5-HT₃ inhibitors are considered to be very effective antiemetics and constitute the single greatest advance in the management of nausea and vomiting in patients undergoing chemotherapy and radiation. Their mode of action is the selective blocking of the serotonin 5-HT3 receptor. Serotonin is released by cells in the small intestine when patients receive chemotherapy (and possibly in reaction to other events). The serotonin released acts on the vagus nerve to trigger nausea and vomiting. The medicines block receptors on the vagus nerve, thereby reducing and sometimes eliminating nausea and vomiting.
With the early blocking agents of 5-HT₃ receptors, the approach to preventing acute emesis (vomiting) was relatively short-lived. The newer 5-HT₃ inhibitors have a distinct advantage because, in addition to preventing acute nausea and vomiting, they also prevent delayed nausea and vomiting, which occurs during the two to ﬁve days after treatment. In postoperative patients who are suffering from nausea or vomiting, 5-HT₃ receptor antagonist have some effect on vomiting and less so on nausea.
Another new mechanism of action to avoid nausea and vomiting is the inhibition of human substance P/neurokinin 1 (NK1) receptors. The molecule is given in addition to medicines which interfere with serotonine (5-HT₃), dopamine, or corticosteroid receptors, the targets of existing therapies for chemotherapy-induced nausea and vomiting.

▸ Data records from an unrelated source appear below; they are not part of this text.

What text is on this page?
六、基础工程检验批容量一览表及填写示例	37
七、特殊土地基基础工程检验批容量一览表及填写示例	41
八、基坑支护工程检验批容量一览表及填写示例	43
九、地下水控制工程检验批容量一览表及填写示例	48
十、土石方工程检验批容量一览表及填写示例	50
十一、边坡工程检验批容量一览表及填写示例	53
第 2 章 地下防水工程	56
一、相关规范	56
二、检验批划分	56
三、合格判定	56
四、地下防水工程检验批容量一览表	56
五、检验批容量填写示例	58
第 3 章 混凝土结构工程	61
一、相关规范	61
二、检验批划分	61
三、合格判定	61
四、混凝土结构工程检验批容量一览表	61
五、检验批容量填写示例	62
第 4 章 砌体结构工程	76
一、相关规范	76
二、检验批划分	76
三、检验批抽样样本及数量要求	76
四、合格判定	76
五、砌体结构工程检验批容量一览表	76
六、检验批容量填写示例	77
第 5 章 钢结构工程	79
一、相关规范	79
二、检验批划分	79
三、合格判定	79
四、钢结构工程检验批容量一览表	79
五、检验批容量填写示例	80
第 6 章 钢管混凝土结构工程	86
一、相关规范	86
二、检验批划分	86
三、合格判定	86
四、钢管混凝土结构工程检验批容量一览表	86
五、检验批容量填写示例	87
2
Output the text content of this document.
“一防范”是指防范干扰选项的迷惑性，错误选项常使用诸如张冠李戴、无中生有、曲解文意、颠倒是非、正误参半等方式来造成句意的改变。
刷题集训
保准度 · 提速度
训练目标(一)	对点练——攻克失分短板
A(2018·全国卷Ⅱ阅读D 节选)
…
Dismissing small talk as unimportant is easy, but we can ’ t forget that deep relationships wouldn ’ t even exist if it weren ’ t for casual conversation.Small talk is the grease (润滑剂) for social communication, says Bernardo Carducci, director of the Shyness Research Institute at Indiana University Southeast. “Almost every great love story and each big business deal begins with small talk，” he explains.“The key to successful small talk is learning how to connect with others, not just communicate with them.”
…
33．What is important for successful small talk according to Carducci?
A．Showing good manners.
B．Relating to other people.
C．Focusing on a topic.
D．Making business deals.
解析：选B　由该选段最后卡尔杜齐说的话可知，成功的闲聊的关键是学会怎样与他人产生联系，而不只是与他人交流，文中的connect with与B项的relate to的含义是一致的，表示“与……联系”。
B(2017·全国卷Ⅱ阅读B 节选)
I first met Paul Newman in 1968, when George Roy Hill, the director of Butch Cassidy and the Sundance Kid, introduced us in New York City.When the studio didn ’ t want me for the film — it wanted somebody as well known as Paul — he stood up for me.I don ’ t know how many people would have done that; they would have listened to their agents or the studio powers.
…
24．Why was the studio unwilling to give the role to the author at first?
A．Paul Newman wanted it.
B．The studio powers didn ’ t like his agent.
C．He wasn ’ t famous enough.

Agents approved for other indications are currently under investigation for the treatment and prevention of CINV. For example, a novel antipsychotic used to treat patients with schizophrenia has demonstrated potential as an antiemetic in a Phase 2 clinical study.
Other studies underway are focused on the actual timing of giving anti-nausea medicine, rather than on the medicine itself. Additionally, a number of nutritional and behavioural strategies may improve control of CINV in cancer patients.
The anti-emetic properties of cannabis and cannabinoids are being studied in patients suffering from nausea and vomiting following chemotherapy. A large body of knowledge has now been amassed in this context as a result of several Phase 3 clinical studies in cancer chemotherapy. The biochemical basis of this anti-emetic effect is still being explored, but it is known that cannabinoids inhibit the activity of 5-HT₃ receptors. Recent data also supports the anti-emetic properties of cannabidiol in animal tests. The combination of cannabidiol and tetrahydrocannabinol in cannabis extracts may well have additive or synergistic effects that deserve further investigation in clinical trials.
Research on new molecules to treat nausea and vomiting continues to move forward, so new therapies are likely to be available in the future. Despite the many medicines available, there is still no single compound that can claim to be the miracle remedy for this deceptively underestimated condition. Therapy with combinations of medicines having different modes of action could be an answer, since it is reasonable to suggest that administration of two or more compounds of different pharmacological classes should be more effective in inhibiting the complex emetic reflex.